McMurphy is confronted by Big Nurse as he exits the latrine. He greets her as "Miss Rat-shed," wearing what appears to be nothing more than a towel. He insists that someone has stolen his clothes during the night. Nurse Ratched realizes that McMurphy hasn't been issued his convalescent greens and chastises the aides, particularly one named Washington, for not doing their jobs, while McMurphy whistles "Sweet Georgia Brown." McMurphy winks at the nurse and removes the towel, revealing his whale-print undershorts to her. The shorts, he told Chief the night before, were a gift from a co-ed literature major.
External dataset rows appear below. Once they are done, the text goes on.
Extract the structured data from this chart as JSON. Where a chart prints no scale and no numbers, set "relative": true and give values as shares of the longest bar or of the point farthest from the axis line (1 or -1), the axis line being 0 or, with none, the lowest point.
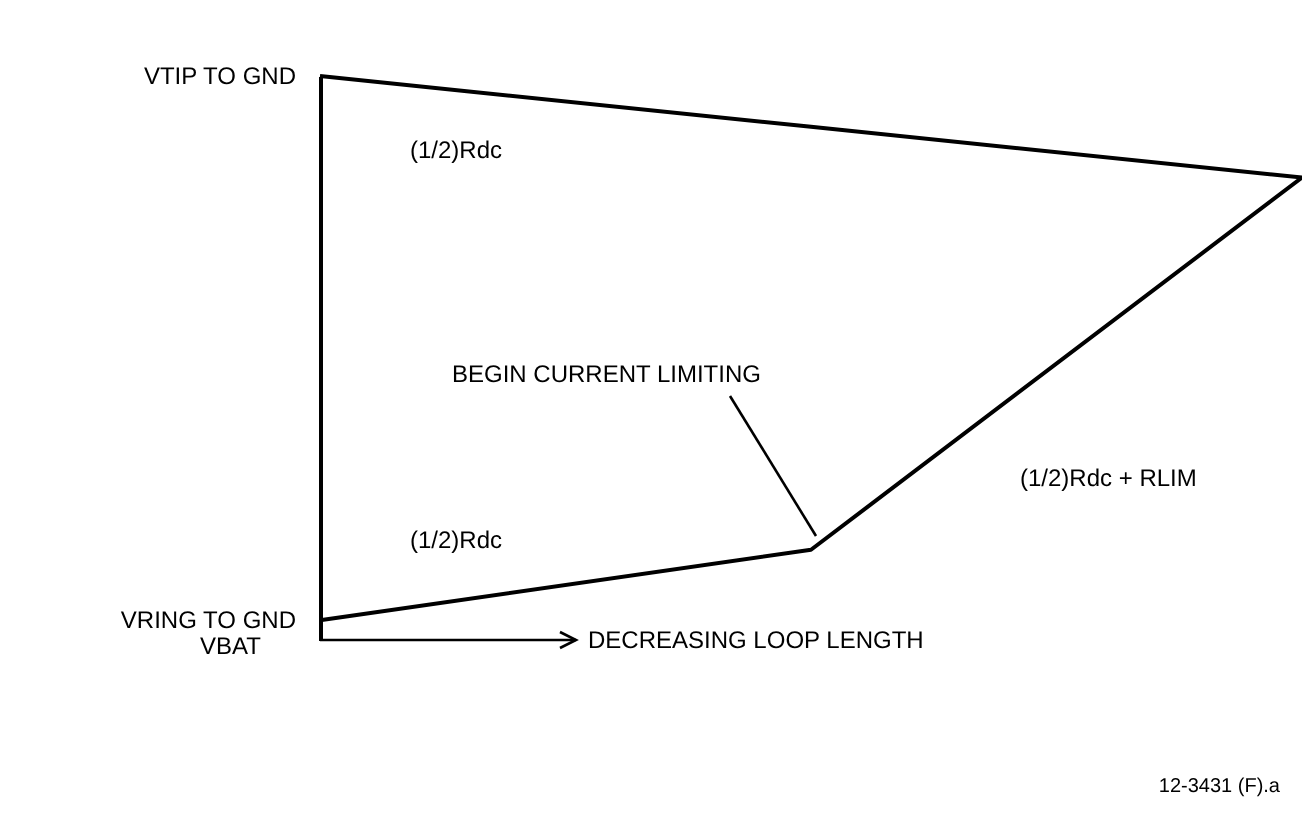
{
  "chart_data": {
    "type": "line",
    "relative": true,
    "categories": [
      null,
      null,
      null
    ],
    "series": [
      {
        "name": "VTIP TO GND",
        "color": "#000000",
        "values": [
          1,
          0.91,
          0.82
        ]
      },
      {
        "name": "VRING TO GND",
        "color": "#000000",
        "values": [
          0.035,
          0.16,
          0.82
        ]
      }
    ],
    "xlabel": "DECREASING LOOP LENGTH",
    "annotations": [
      "(1/2)Rdc",
      "BEGIN CURRENT LIMITING",
      "(1/2)Rdc",
      "(1/2)Rdc + RLIM",
      "VBAT",
      "12-3431 (F).a"
    ],
    "legend": false,
    "grid": false,
    "marker": "none",
    "line_style": "solid"
  }
}
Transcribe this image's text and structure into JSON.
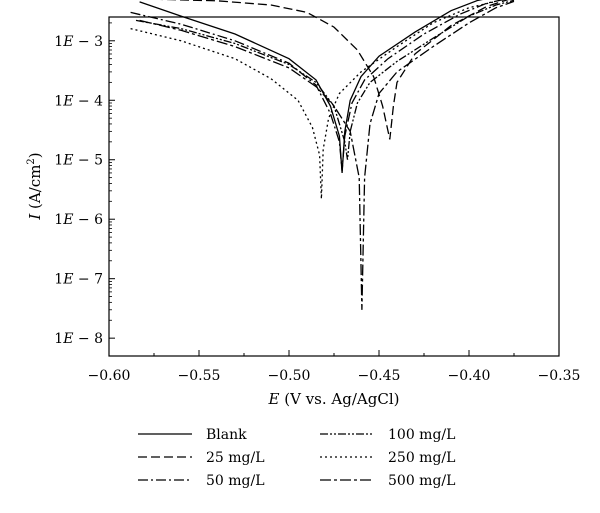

She gave him the shorts because she regarded McMurphy as "a symbol." The removal of the towel shocks Nurse Ratched, and she takes a while longer than usual to recover.
McMurphy's mispronunciation of Nurse Ratched's name indicates to the reader that her name indicates aspects of her personality. Rat-shed, obviously, has negative connotations, but the name is also similar sounding to "ratchet" and "wretched."
Chief writes that McMurphy's nonconformist behavior reminds him of his Indian father. Both men, he writes, liked to "get the goat" of other men by employing outlandish behavior and nonsequitors to baffle their more rigid opponents.
croon to sing or hum in a low, gentle tone; to sing (popular songs) in a soft, sentimental manner.